“哦。”
岑雾敷衍点头,一脸无所谓,甚至还贴心反问:“说完了?”
不等阎王接话,她直接撑着案台,微微俯身,居高临下地盯着阴影里的人。
“那我也直白点。”
“第一,我阴寿自己攒的,你扣不动。第二,我这鬼门是天生自带,你封不住。第三——”
她顿了顿,语气戏谑又欠揍。
“忘川河那河水又臭又冷,我十年前泡腻了,你要是想亲自把我丢进去,我不介意。”
“就是提醒你一句。”
岑雾指了指头顶嚣张摇摆的黑草。
“我家狗尾巴草脾气不好,上次有个判官惹我,它连夜薅光人家判官帽的羽毛,还往人家墨砚里塞泥巴。你这冕旒看着挺贵,流苏亮晶晶的,经不起薅。”
阎罗下意识摸了一把自己头顶的冠冕。
大殿死寂。
气氛尴尬到冥灯都想灭了跑路。
阎王爷沉默许久,威严的气场崩得一干二净。他缓缓松开扣紧案台的手指,重重吐出一口浊气,那模样,活像被熊孩子气到心梗的退休老干部。
“……你到底想如何?”
他放弃威压了。
摆烂硬茬是没法讲道理的。
岑雾见他认怂,表情瞬间柔和下来,收敛满身戾气,往旁边台阶上随性一坐,动作散漫得像是在自家院子乘凉。
“简单。”
她伸出三根白皙的手指。
“第一,把那个跑路的邪恶系统抓回来。这种无差别投放物资、诱导普通人作乱的垃圾,别往凡间丢,污染环境。”
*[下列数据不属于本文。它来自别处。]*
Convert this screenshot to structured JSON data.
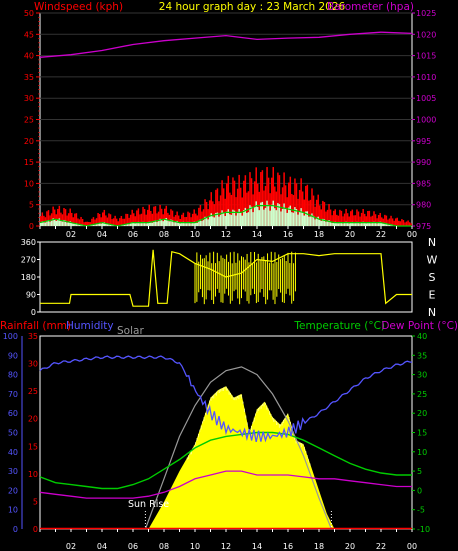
{
  "header": {
    "title": "24 hour graph day : 23 March 2026",
    "left_label": "Windspeed (kph)",
    "right_label": "Barometer (hpa)"
  },
  "colors": {
    "background": "#000000",
    "wind": "#ff0000",
    "gust_avg": "#00cc00",
    "wind_light": "#ccffcc",
    "barometer": "#cc00cc",
    "direction": "#ffff00",
    "rain": "#ff0000",
    "humidity": "#5555ff",
    "solar": "#999999",
    "temperature": "#00cc00",
    "dewpoint": "#cc00cc",
    "sun": "#ffff00",
    "axis": "#ffffff"
  },
  "chart_data": [
    {
      "type": "bar",
      "name": "wind_barometer",
      "x_ticks": [
        "02",
        "04",
        "06",
        "08",
        "10",
        "12",
        "14",
        "16",
        "18",
        "20",
        "22",
        "00"
      ],
      "y_left_ticks": [
        "0",
        "5",
        "10",
        "15",
        "20",
        "25",
        "30",
        "35",
        "40",
        "45",
        "50"
      ],
      "y_right_ticks": [
        "975",
        "980",
        "985",
        "990",
        "995",
        "1000",
        "1005",
        "1010",
        "1015",
        "1020",
        "1025"
      ],
      "ylim_left": [
        0,
        50
      ],
      "ylim_right": [
        975,
        1025
      ],
      "xlim": [
        0,
        24
      ],
      "barometer": {
        "x": [
          0,
          2,
          4,
          6,
          8,
          10,
          12,
          14,
          16,
          18,
          20,
          22,
          24
        ],
        "y": [
          1014.6,
          1015.2,
          1016.2,
          1017.6,
          1018.5,
          1019.1,
          1019.7,
          1018.8,
          1019.1,
          1019.3,
          1020.0,
          1020.5,
          1020.2
        ]
      },
      "wind_avg": {
        "x": [
          0,
          1,
          2,
          3,
          4,
          5,
          6,
          7,
          8,
          9,
          10,
          11,
          12,
          13,
          14,
          15,
          16,
          17,
          18,
          19,
          20,
          21,
          22,
          23,
          24
        ],
        "y": [
          1,
          2,
          1,
          0,
          1,
          0,
          1,
          1,
          2,
          1,
          1,
          3,
          4,
          4,
          6,
          6,
          5,
          4,
          2,
          1,
          1,
          1,
          1,
          0,
          0
        ]
      },
      "wind_gust": {
        "x": [
          0,
          1,
          2,
          3,
          4,
          5,
          6,
          7,
          8,
          9,
          10,
          11,
          12,
          13,
          14,
          15,
          16,
          17,
          18,
          19,
          20,
          21,
          22,
          23,
          24
        ],
        "y": [
          3,
          5,
          4,
          1,
          4,
          2,
          4,
          5,
          5,
          3,
          4,
          8,
          12,
          12,
          14,
          14,
          12,
          11,
          7,
          4,
          4,
          4,
          3,
          2,
          1
        ]
      }
    },
    {
      "type": "line",
      "name": "wind_direction",
      "y_ticks": [
        "0",
        "90",
        "180",
        "270",
        "360"
      ],
      "compass_labels": [
        "N",
        "W",
        "S",
        "E",
        "N"
      ],
      "ylim": [
        0,
        360
      ],
      "xlim": [
        0,
        24
      ],
      "direction": {
        "x": [
          0,
          1.9,
          2,
          5.8,
          6,
          7,
          7.3,
          7.6,
          8.2,
          8.5,
          9,
          10,
          11,
          12,
          13,
          14,
          15,
          16,
          17,
          18,
          19,
          20,
          21,
          22,
          22.3,
          23,
          24
        ],
        "y": [
          45,
          45,
          90,
          90,
          30,
          30,
          320,
          45,
          45,
          310,
          300,
          250,
          220,
          180,
          200,
          270,
          260,
          300,
          300,
          290,
          300,
          300,
          300,
          300,
          45,
          90,
          90
        ]
      }
    },
    {
      "type": "area",
      "name": "rain_humidity_temp",
      "left_header": "Rainfall (mm)",
      "humidity_header": "Humidity",
      "solar_header": "Solar",
      "right_header_temp": "Temperature (°C)",
      "right_header_dew": "Dew Point (°C)",
      "annotation": "Sun Rise",
      "x_ticks": [
        "02",
        "04",
        "06",
        "08",
        "10",
        "12",
        "14",
        "16",
        "18",
        "20",
        "22",
        "00"
      ],
      "y_hum_ticks": [
        "0",
        "10",
        "20",
        "30",
        "40",
        "50",
        "60",
        "70",
        "80",
        "90",
        "100"
      ],
      "y_rain_ticks": [
        "0",
        "5",
        "10",
        "15",
        "20",
        "25",
        "30",
        "35"
      ],
      "y_temp_ticks": [
        "-10",
        "-5",
        "0",
        "5",
        "10",
        "15",
        "20",
        "25",
        "30",
        "35",
        "40"
      ],
      "ylim_hum": [
        0,
        100
      ],
      "ylim_temp": [
        -10,
        40
      ],
      "xlim": [
        0,
        24
      ],
      "humidity": {
        "x": [
          0,
          1,
          2,
          3,
          4,
          5,
          6,
          7,
          8,
          9,
          10,
          11,
          12,
          13,
          14,
          15,
          16,
          17,
          18,
          19,
          20,
          21,
          22,
          23,
          24
        ],
        "y": [
          82,
          86,
          87,
          88,
          89,
          89,
          89,
          89,
          89,
          86,
          72,
          60,
          52,
          50,
          48,
          48,
          50,
          55,
          60,
          66,
          72,
          78,
          82,
          85,
          87
        ]
      },
      "temperature": {
        "x": [
          0,
          1,
          2,
          3,
          4,
          5,
          6,
          7,
          8,
          9,
          10,
          11,
          12,
          13,
          14,
          15,
          16,
          17,
          18,
          19,
          20,
          21,
          22,
          23,
          24
        ],
        "y": [
          3.5,
          2,
          1.5,
          1,
          0.5,
          0.5,
          1.5,
          3,
          5.5,
          8,
          11,
          13,
          14,
          14.5,
          15,
          15,
          14.5,
          13,
          11,
          9,
          7,
          5.5,
          4.5,
          4,
          4
        ]
      },
      "dewpoint": {
        "x": [
          0,
          1,
          2,
          3,
          4,
          5,
          6,
          7,
          8,
          9,
          10,
          11,
          12,
          13,
          14,
          15,
          16,
          17,
          18,
          19,
          20,
          21,
          22,
          23,
          24
        ],
        "y": [
          -0.5,
          -1,
          -1.5,
          -2,
          -2,
          -2,
          -2,
          -1.5,
          -0.5,
          1,
          3,
          4,
          5,
          5,
          4,
          4,
          4,
          3.5,
          3,
          3,
          2.5,
          2,
          1.5,
          1,
          1
        ]
      },
      "solar_theoretical": {
        "x": [
          6.8,
          8,
          9,
          10,
          11,
          12,
          13,
          14,
          15,
          16,
          17,
          18,
          18.8
        ],
        "y": [
          0,
          13,
          24,
          32,
          38,
          41,
          42,
          40,
          35,
          28,
          19,
          8,
          0
        ]
      },
      "solar_actual": {
        "x": [
          7,
          8,
          9,
          10,
          10.5,
          11,
          11.5,
          12,
          12.5,
          13,
          13.5,
          14,
          14.5,
          15,
          15.5,
          16,
          16.5,
          17,
          17.5,
          18,
          18.5,
          19
        ],
        "y": [
          0,
          7,
          15,
          22,
          28,
          34,
          36,
          37,
          34,
          35,
          25,
          31,
          33,
          29,
          27,
          30,
          23,
          22,
          16,
          10,
          4,
          0
        ]
      },
      "rainfall": {
        "x": [
          0,
          24
        ],
        "y": [
          0,
          0
        ]
      }
    }
  ]
}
“第二,给那个穿越男洗白因果。他本意就是古代装波逼,没害人心思,你们地府别什么锅都往普通人身上扣。三十年囚禁,够受罪了,我要亲自送他回现代,干干净净走。”
“第三。”
岑雾抬眼,笑意弯弯,眼底却精明得不行。
“赔偿。”
阎罗一愣:“何物赔偿?”
“我帮你们收拾烂摊子,抹平三十年乱象,清除异世浊气,还你们一个安稳凡间。”